Scott Diamond started for the Red Wings against Buffalo’s Dylan Owen. Diamond came into the game at 4-0 with an ERA just over 1.00. The start was Owen’s second of the year after five relief appearances (spoiler alert: he did not hit a homerun).
When: 1:05 PM, Sunday, April 29
Where: Coca-Cola Field (Buffalo, NY)
This is my second visit to Coca-Cola Field; Chris and I hit the Syracuse-Rochester-Buffalo trifecta last May. Yesterday’s game was mostly spent taking pictures and video and just enjoying the day (that’s code for, “I forgot to grab my notebook before we left and I wasn’t spending $10 for a new one at the ballpark.”), but I do want to include some of my notes from last season. The Bisons issued Chris a credential and comped me a ticket, so I figure I owe it to them to present some of my thoughts here (even if it IS eleven months later; there are no deadlines in my world).
Okay, first things first, some stuff that I liked. The video board is, in a word, AMAZING. Eighty feet long, 33 feet tall, high definition – it’s like watching TV in my living room, except I’m sitting at a ballpark enjoying a baseball game. It’s the best of all worlds. Chris’s early entry to the ballpark last season allowed him to watch the Kentucky Derby on this behemoth, a fact of which I remain supremely jealous.
They make sure to actually utilize the video board as well, integrating it nicely into their in-game entertainment and showing lots of replays throughout the game. I will never not be bothered by stuff like “MAKE SOME NOISE!” and “LOUDER!” at any point prior to the seventh inning.

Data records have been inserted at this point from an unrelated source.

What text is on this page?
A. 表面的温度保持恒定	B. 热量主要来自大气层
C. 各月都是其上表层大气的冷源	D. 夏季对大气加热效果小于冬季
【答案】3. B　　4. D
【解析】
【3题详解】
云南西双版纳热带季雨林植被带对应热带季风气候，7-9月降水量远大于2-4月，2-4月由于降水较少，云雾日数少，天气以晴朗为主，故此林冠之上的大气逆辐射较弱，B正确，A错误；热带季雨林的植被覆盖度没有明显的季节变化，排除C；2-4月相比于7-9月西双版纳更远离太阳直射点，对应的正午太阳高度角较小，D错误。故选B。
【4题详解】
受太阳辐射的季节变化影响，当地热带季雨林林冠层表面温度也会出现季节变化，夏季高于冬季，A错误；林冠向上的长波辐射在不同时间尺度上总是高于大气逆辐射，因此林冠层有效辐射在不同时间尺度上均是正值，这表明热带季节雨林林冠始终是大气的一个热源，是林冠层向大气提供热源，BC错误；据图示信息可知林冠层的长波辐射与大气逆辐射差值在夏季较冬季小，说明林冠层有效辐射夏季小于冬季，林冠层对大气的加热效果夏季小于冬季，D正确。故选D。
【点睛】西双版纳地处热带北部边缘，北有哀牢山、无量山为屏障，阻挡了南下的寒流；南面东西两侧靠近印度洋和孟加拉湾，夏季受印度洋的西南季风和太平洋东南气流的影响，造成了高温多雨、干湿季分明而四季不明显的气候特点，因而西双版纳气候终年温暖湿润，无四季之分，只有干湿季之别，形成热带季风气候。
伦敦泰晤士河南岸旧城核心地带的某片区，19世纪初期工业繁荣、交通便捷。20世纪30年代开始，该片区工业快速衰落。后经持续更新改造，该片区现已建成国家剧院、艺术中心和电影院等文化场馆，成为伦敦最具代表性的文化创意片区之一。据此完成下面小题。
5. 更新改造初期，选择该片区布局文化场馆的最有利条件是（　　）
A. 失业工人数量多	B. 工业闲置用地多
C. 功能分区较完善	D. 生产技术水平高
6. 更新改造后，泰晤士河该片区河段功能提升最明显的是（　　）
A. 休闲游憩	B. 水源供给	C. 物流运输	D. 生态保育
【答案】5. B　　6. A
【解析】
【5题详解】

I didn’t notice it this season, maybe because it wasn’t as much of a surprise, but last year I was surprised to note that the stadium’s speakers were in center field instead of around the seating bowl (Syracuse has the same setup). Compared to a place like Rochester’s Frontier Field, which I liked overall, it’s unbelievable how much easier it is to hear when you don’t have a speaker right behind you.
Something else I liked was the location. You get off the highway, make a couple turns, and you’re there. Chris referred to is as a downtown ballpark, which is a very good thing when you’re looking to get in, see a game, and get back out. For three bucks you can park a short distance away. We’re lazy, though, so we paid ten bucks and parked literally across the street from the ballpark.
The downtown location, though, impacts the backdrop, which is something I look for at most ballparks I visit. Where some places have mountains, or trees, or something cool like that, Buffalo has the highway. It’s not that exciting. On the other hand, there are some pretty cool buildings visible behind the main seating bowl, including the HSBC Building, which looks almost as though it’s rising up out of the top of the ballpark. It’s a very neat look.
A couple things I noticed last season in terms of sponsorships had either changed or weren’t as noticeable this time around: one, a promotion in which a kid would be allowed onto the field to get an autograph from a player during the pre-inning warmup, and two, numerous things that were sponsored for the first two innings (stuff like speed pitch). I don’t remember seeing them this time.
Something else different was the removal of the Bisons championship banner in the left field corner. It was pretty cool, a banner that listed the team’s league, Triple-A World Series, and division titles, but it was gone in favor of a sign touting the upcoming Triple-A All-Star game. Maybe they use that area as a sort of revolving door for different team-related information, so it’s not weird to see something different there. I’m not sure. But I liked the championship banner.
One removal that I enjoyed was the ball return over the backstop. Last season, the netting they had up made it difficult to see from certain areas behind home plate; this year, it was gone, leaving that area more open.
A piece of history that remains is the line of retired numbers along the wall in left-center. The players featured are Oliver Carnegie (known as “Ollie”, he hit 30+ homeruns four times for Buffalo), Luke Easter (three straight 30-homerun seasons), and Jeff Manto (a Bison for four seasons, including International League championships in 1997 and 1998).
Why: Billy and I were making a trip out to visit Chris in western New York for the weekend, which seemed like as good a time as any to take in a ballgame at a park we don’t usually get to visit. That originally was supposed to be Syracuse, but the call-ups of Bryce Harper and Tyler Moore and the fact that it was more out of the way than Buffalo led us to rethink our plans and head west to take in a game at The Coke (do they call it that? They have to call it that, right?)
What: We left in the eighth inning because Billy and I wanted to get back to New Hampshire sometime before he had to head to work this morning (actual arrival time: 12:05 am). By that point, the home team had busted open an early pitchers duel and reached Diamond for seven runs (Diamond came into the game with a 4-0 record, and at one point before all hell broke loose his ERA was below 1.00) on their way to an 8-2 win. Buffalo’s Owen was the winning pitcher, working seven innings and allowing one run on four hits.
Also of note: Buffalo’s catcher was Lucas May. I would like very much for him to be traded to Philadelphia and assigned to Double-A, at least for the time being. (I am truly disappointed that there has never been a professional baseball player named “December”.)